After that, they worked together in tense silence for some little while. Julia said, "I never thought the day would come when my own sister lied to me."

That hurt. Mary scrubbed away, her head down. "I didn't lie," she said in a low, furious voice. "I told you there was nothing to talk about, and there isn't. And if you call me a liar, there won't be anything to talk about, not ever."

"Tell me you didn't put that bomb in the general store, then," Julia said.

"I didn't put it there," Mary said. Julia's jaw dropped. Mary added, "And if you don't believe me, you can go to the devil."

She lied without hesitation. Her family was and always had been sternly Presbyterian. Here, though, she had no compunctions. She'd seen her father, a man of somber rectitude if ever there was one, lie the same way. Some things were too important to trust to anyone but yourself. Other people, even a sister you loved, could let you down. Better not to give them the chance.

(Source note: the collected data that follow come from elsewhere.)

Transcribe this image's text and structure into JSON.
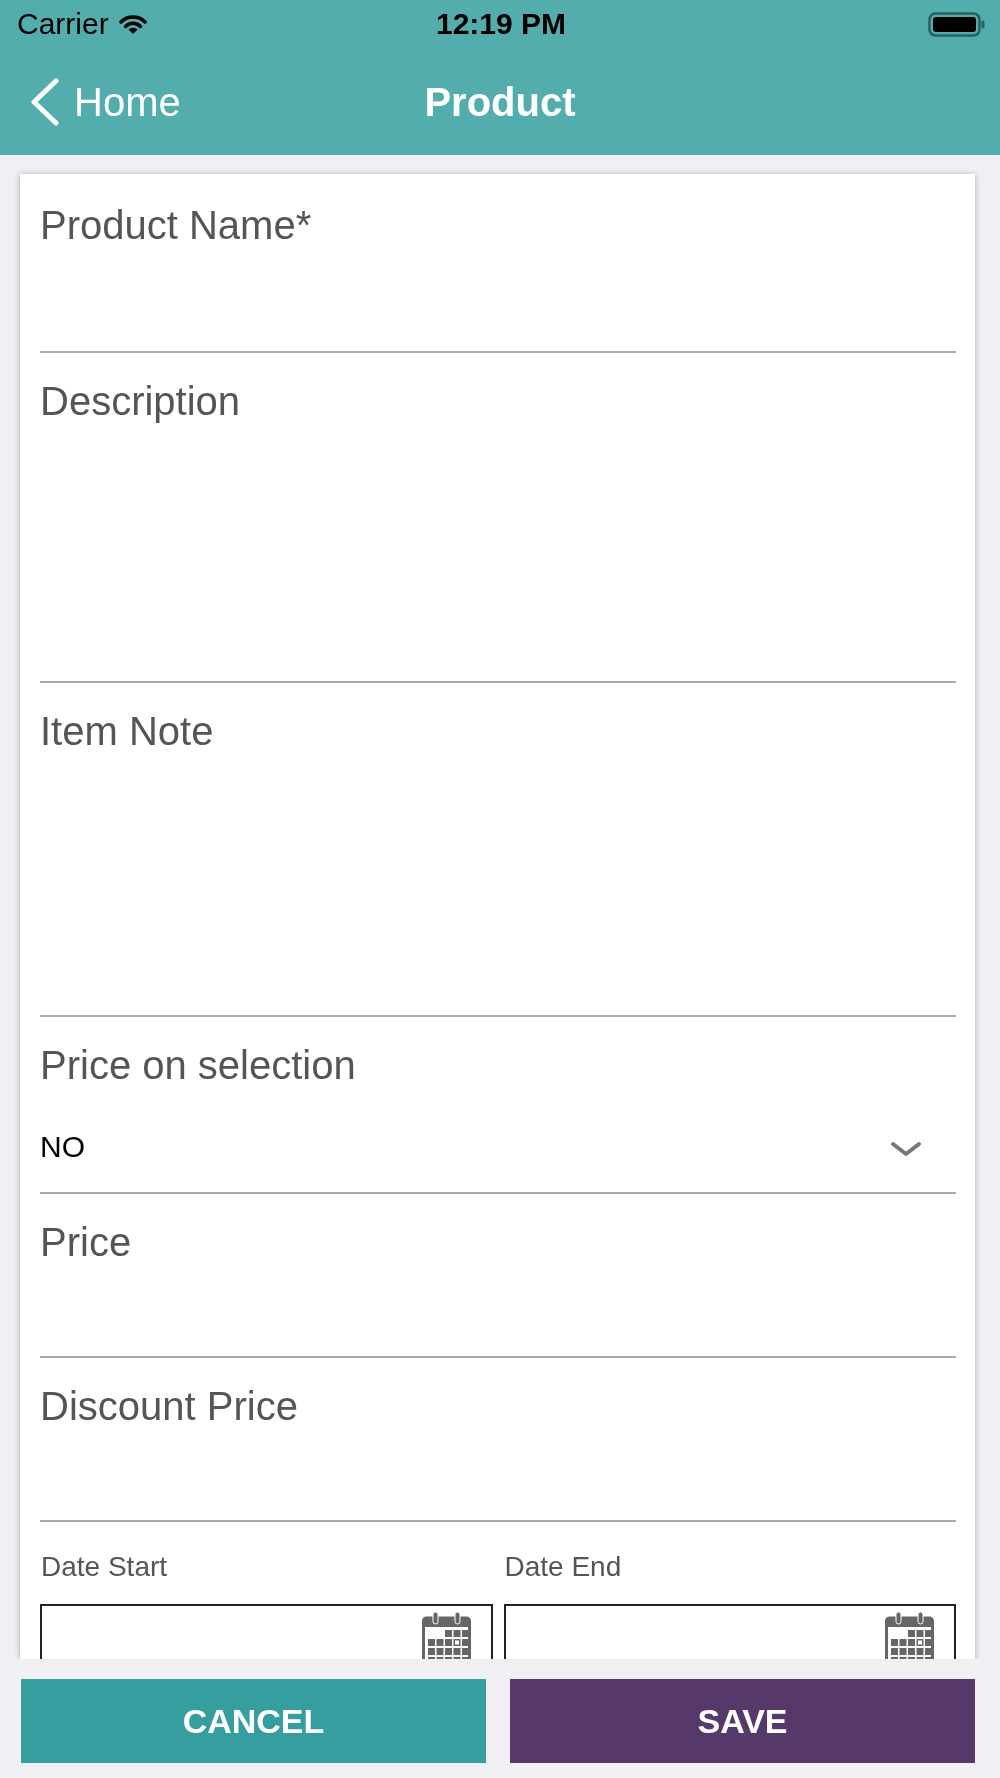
{
  "status_bar": {
    "carrier": "Carrier",
    "time": "12:19 PM"
  },
  "nav": {
    "back": "Home",
    "title": "Product"
  },
  "form": {
    "fields": [
      {
        "kind": "text",
        "label": "Product Name*"
      },
      {
        "kind": "textarea",
        "label": "Description"
      },
      {
        "kind": "textarea",
        "label": "Item Note"
      },
      {
        "kind": "select",
        "label": "Price on selection",
        "value": "NO"
      },
      {
        "kind": "text",
        "label": "Price"
      },
      {
        "kind": "text",
        "label": "Discount Price"
      }
    ],
    "dates": [
      {
        "label": "Date Start"
      },
      {
        "label": "Date End"
      }
    ]
  },
  "buttons": [
    {
      "kind": "cancel",
      "label": "CANCEL"
    },
    {
      "kind": "save",
      "label": "SAVE"
    }
  ]
}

And the lie worked. Julia put her arms around Mary. Because of her bulging belly, the embrace was awkward, but Julia plainly meant it. "I'm so sorry, dear," she said. "I did think you had something to do with it, and it left me petrified. Ma, too. We've talked about it, though I don't think she'd ever get up the nerve to say so."

Mary didn't think so, either. When her father was making bombs, her mother had never asked him about it. She'd known. She'd known full well. But she'd kept quiet. That had always been her way. As the older sister, though, Julia had always thought she could poke her nose into Mary's business whenever she felt like it. That was how it seemed to Mary, anyhow. She never stopped to wonder if it looked any different to Julia.

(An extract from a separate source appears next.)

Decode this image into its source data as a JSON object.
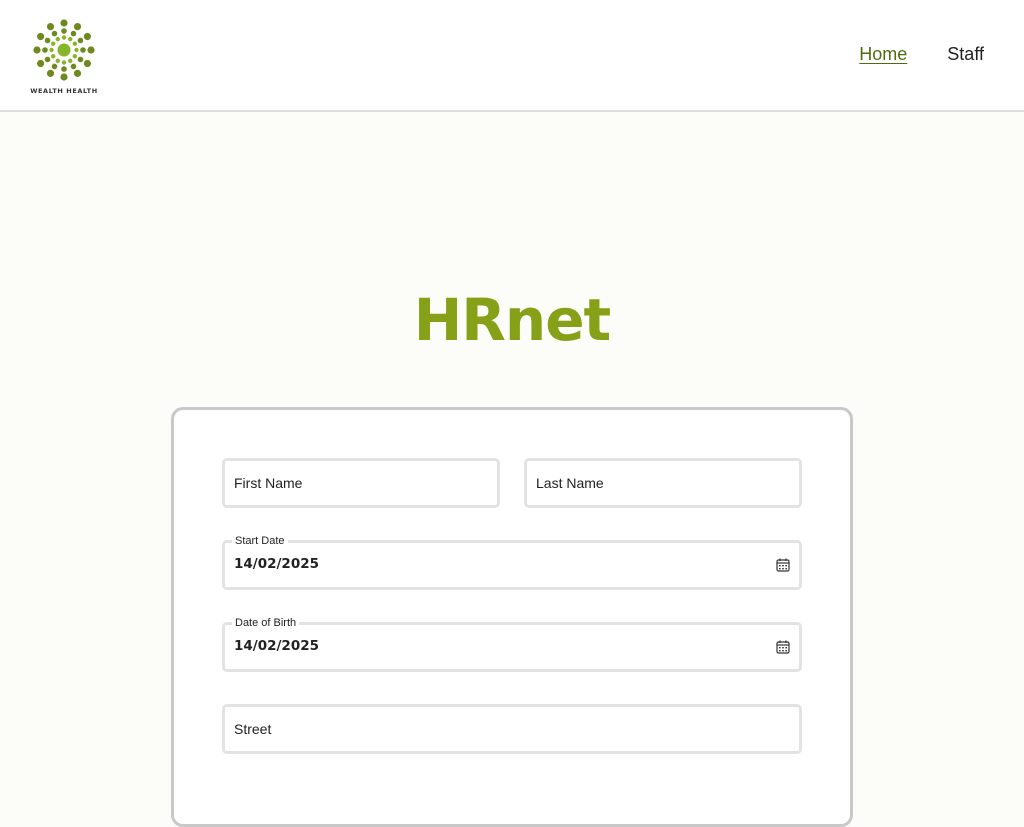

They finished the dishes. When they went into the living room, Mort asked, "What were you two gossiping about in there?"

"Men," Mary answered.

In the same breath, Julia said, "Horses."

"How to tell the difference between them," Mary said. That got a laugh from Julia and their mother and Beth Marble. Mort and Kenneth Marble didn't seem to think it was quite so funny.

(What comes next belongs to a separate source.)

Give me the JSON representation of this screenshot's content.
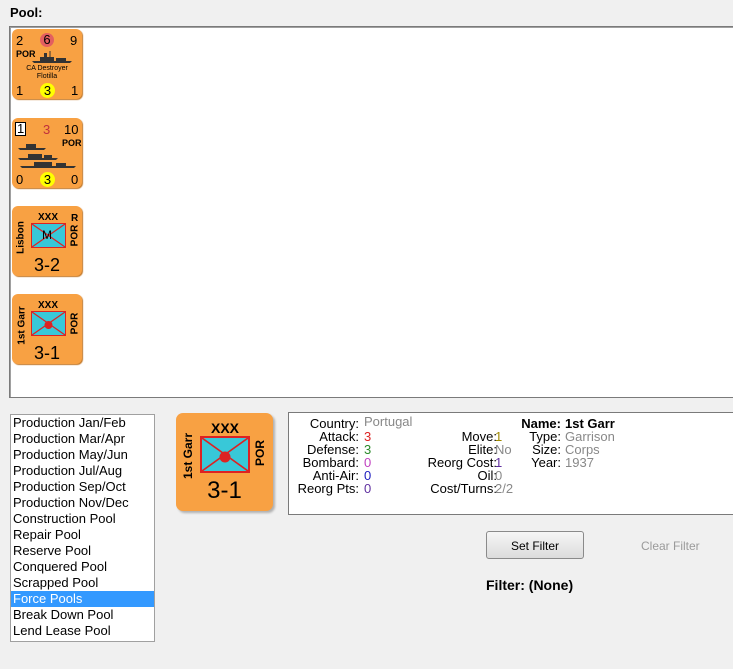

On the drive back to Rosenfeld, Mary held Alexander on her lap. He put up with that for a while, but then started to fuss. He wanted to crawl around in the auto. No matter what he wanted, Mary didn't let him. Who could guess what kinds of fascinating things he'd find to stick in his mouth down there?

"It's a different world, your mother's farm," Mort remarked as he pulled to a stop in front of their apartment building.

"I've thought the same thing," Mary said. "No running water, no electricity… I didn't know what they were like till I married you."

"No indoor plumbing, either. And that privy…" Her husband held his nose. Alexander thought that was funny. He tried to hold his little button of a nose, and almost stuck a finger in his eye.

"I didn't even think about it when I lived there," Mary said. She'd had to use the privy while she was there, though. The stink was enough to make her eyes cross. It wasn't so bad in the wintertime-but during the winter, you didn't want to expose any part of your anatomy to the cold.

"What we've got here is better," Mort said. "A lot better."

"Of course it is," Mary said. "We've got each other." That made Mort smile, which was what she'd had in mind. She didn't talk about what Canada didn't have: freedom, independence, its own laws, its own people running its shops, its own police in the streets, its own soldiers guarding the frontiers.

Mort knew his country lacked all those things, too. But Mary didn't want to remind him about them, lest he wonder if she'd put the bomb in the general store. It wasn't that she didn't trust him. If she hadn't trusted him, she never would have married him. But some burdens, she remained convinced, had to be borne alone. This was one of them.